Fakt ist: Die Corona-Pandemie hat die Veränderung der Jobs und Arbeitsmärkte nach einer Analyse des World Economic Forum beschleunigt. Auf lange Sicht gehen die Experten davon aus, dass mit der Digitalisierung und Automatisierung zwar viele Arbeitsplätze wegrationalisiert werden, doch letztlich mehr Stellen geschaffen als zerstört werden.

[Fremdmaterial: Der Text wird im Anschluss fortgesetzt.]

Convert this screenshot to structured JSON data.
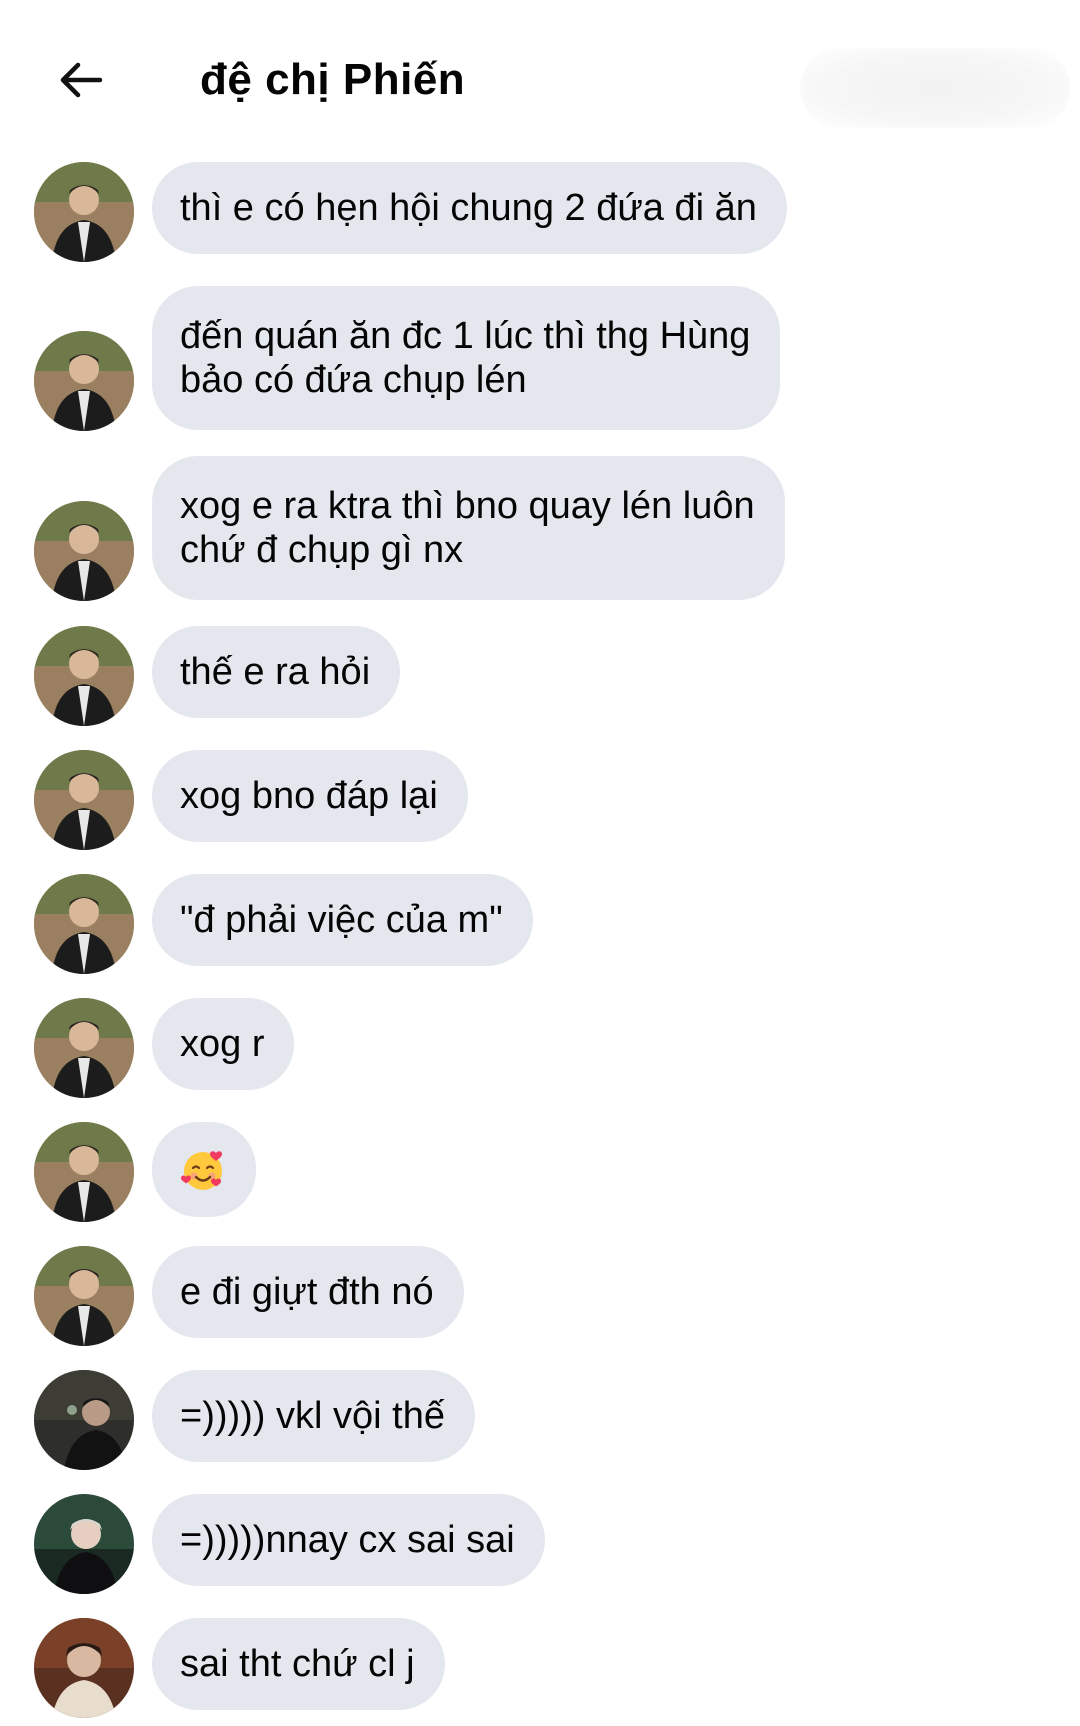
{
  "header": {
    "title": "đệ chị Phiến",
    "back_icon": "arrow-left-icon"
  },
  "messages": [
    {
      "sender": "avatar-a",
      "lines": [
        "thì e có hẹn hội chung 2 đứa đi ăn"
      ]
    },
    {
      "sender": "avatar-a",
      "lines": [
        "đến quán ăn đc 1 lúc thì thg Hùng",
        "bảo có đứa chụp lén"
      ]
    },
    {
      "sender": "avatar-a",
      "lines": [
        "xog e ra ktra thì bno quay lén luôn",
        "chứ đ chụp gì nx"
      ]
    },
    {
      "sender": "avatar-a",
      "lines": [
        "thế e ra hỏi"
      ]
    },
    {
      "sender": "avatar-a",
      "lines": [
        "xog bno đáp lại"
      ]
    },
    {
      "sender": "avatar-a",
      "lines": [
        "\"đ phải việc của m\""
      ]
    },
    {
      "sender": "avatar-a",
      "lines": [
        "xog r"
      ]
    },
    {
      "sender": "avatar-a",
      "emoji": "smiling-face-with-hearts-icon"
    },
    {
      "sender": "avatar-a",
      "lines": [
        "e đi giựt đth nó"
      ]
    },
    {
      "sender": "avatar-b",
      "lines": [
        "=))))) vkl vội thế"
      ]
    },
    {
      "sender": "avatar-c",
      "lines": [
        "=)))))nnay cx sai sai"
      ]
    },
    {
      "sender": "avatar-d",
      "lines": [
        "sai tht chứ cl j"
      ]
    }
  ],
  "colors": {
    "bubble": "#e4e8ee",
    "text": "#050505",
    "background": "#ffffff"
  }
}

Die Vernichtung von Arbeitsplätzen durch Automatisierung und Digitalisierung beschleunige sich aktuell, die Schaffung neuer Arbeitsplätze habe sich dagegen verlangsamt, sagte Saadia Zahidi, Geschäftsführerin beim WEF am Mittwoch in einer Online-Konferenz zum neuen WEF-Bericht «Die Zukunft der Arbeit 2020». Nach wie vor gehe das WEF aber davon aus, dass mehr Arbeitsplätze neu entstehen als abgebaut werden. Schlüsselwort sei die Schulung von Mitarbeitenden für neue Aufgaben.

 

Dateneingabe, Buchhaltung oder Verwaltungsaufgaben übernimmt künftig der Computer

Den WEF-Analysen zufolge werden bis 2025 in mittleren und grossen Unternehmen in 26 untersuchten Ländern rund 85 Millionen Arbeitsplätze abgebaut. Typische Aufgaben, die künftig wegfallen bzw, vom Computer erledigt werden, sind Dateneingabe, Buchhaltung oder Verwaltungsaufgaben. Fast die Hälfte aller Mitarbeitenden, die ihre Jobs behalten, müssen laut WEF ihre Fachkenntnisse ausweiten.

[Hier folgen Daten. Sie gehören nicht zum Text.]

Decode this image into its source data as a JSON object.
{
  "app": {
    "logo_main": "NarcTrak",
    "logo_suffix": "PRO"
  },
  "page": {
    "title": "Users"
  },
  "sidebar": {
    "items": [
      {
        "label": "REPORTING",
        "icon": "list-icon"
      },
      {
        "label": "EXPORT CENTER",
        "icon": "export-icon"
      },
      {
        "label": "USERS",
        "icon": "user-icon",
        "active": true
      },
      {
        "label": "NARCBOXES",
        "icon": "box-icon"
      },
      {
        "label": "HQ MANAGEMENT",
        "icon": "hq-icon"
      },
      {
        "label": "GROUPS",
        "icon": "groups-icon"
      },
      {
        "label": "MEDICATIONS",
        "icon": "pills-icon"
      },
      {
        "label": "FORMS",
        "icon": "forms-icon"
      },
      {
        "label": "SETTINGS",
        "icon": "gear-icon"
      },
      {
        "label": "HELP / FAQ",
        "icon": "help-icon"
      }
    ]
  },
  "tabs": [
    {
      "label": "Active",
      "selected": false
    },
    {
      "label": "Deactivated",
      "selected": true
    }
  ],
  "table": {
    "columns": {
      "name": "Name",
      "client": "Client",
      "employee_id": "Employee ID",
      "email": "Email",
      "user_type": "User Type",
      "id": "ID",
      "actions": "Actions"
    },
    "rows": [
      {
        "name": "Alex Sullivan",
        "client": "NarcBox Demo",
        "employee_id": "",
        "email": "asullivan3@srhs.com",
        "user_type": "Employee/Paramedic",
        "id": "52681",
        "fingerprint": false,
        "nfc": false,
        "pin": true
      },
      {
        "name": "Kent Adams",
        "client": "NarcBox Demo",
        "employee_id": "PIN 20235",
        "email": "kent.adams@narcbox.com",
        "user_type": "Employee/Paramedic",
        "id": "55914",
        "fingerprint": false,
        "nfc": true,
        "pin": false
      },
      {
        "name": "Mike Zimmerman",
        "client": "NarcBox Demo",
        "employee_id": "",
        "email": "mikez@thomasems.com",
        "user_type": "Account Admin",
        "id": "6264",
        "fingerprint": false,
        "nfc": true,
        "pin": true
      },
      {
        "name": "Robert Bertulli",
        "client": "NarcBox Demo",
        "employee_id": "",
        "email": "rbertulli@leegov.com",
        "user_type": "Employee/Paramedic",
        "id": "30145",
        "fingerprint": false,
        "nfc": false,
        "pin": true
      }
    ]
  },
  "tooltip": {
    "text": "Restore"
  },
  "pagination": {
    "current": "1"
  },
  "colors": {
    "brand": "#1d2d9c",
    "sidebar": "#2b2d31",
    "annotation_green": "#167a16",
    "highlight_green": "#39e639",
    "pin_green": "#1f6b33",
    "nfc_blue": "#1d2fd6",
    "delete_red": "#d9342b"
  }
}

Auf der anderen Seite rechnet das WEF damit, dass in den kommenden Jahren viele Arbeitsmöglichkeiten und neue Berufsfelder entstehen. Damit verbunden ist die Schaffung von 97 Millionen neuer Jobs, so die Schätzung der WEF-Experten. Typische Bereiche sind hier die Pflege, das Feld der Künstlichen Intelligenz, Technologie und kreative Medieninhalte.

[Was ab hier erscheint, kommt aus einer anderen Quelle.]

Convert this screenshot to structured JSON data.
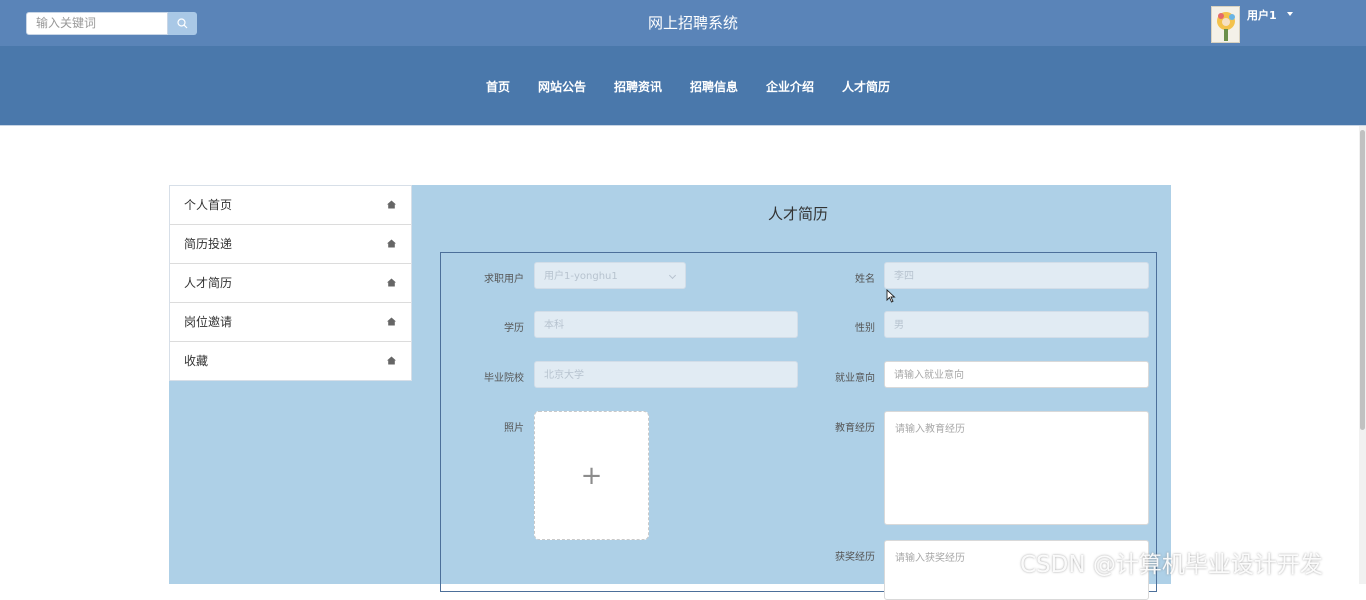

In einer Umfrage hatten lauf WEF 80 Prozent der befragten Manager angegeben, sie wollten die Digitalisierung und Einführung neuer Technologien beschleunigen. 43 Prozent rechneten damit, dadurch Arbeitsplätze einzusparen, 34 Prozent wollten deshalb mehr Menschen beschäftigen. 41 Prozent der Befragten gaben an, sie wollten öfter Dienstleister für spezialisierte Arbeiten beauftragen. Arbeitgeber hielten es für möglich, dass 44 Prozent der Jobs künftig von zu Hause gemacht werden. An der Umfrage beteiligten sich Personalchefs und Strategiemanager aus fast 300 Firmen mit zusammen acht Millionen Beschäftigten.

Arbeitgeber wünschen sich demnach von Mitarbeitern nach wie vor kritisches Denken, Anayse- und Problemlösungsfähigkeiten sowie Empathie. Neu dazugekommen sind Widerstandsfähigkeit (Resilienz), Stress-Toleranz und Flexibilität.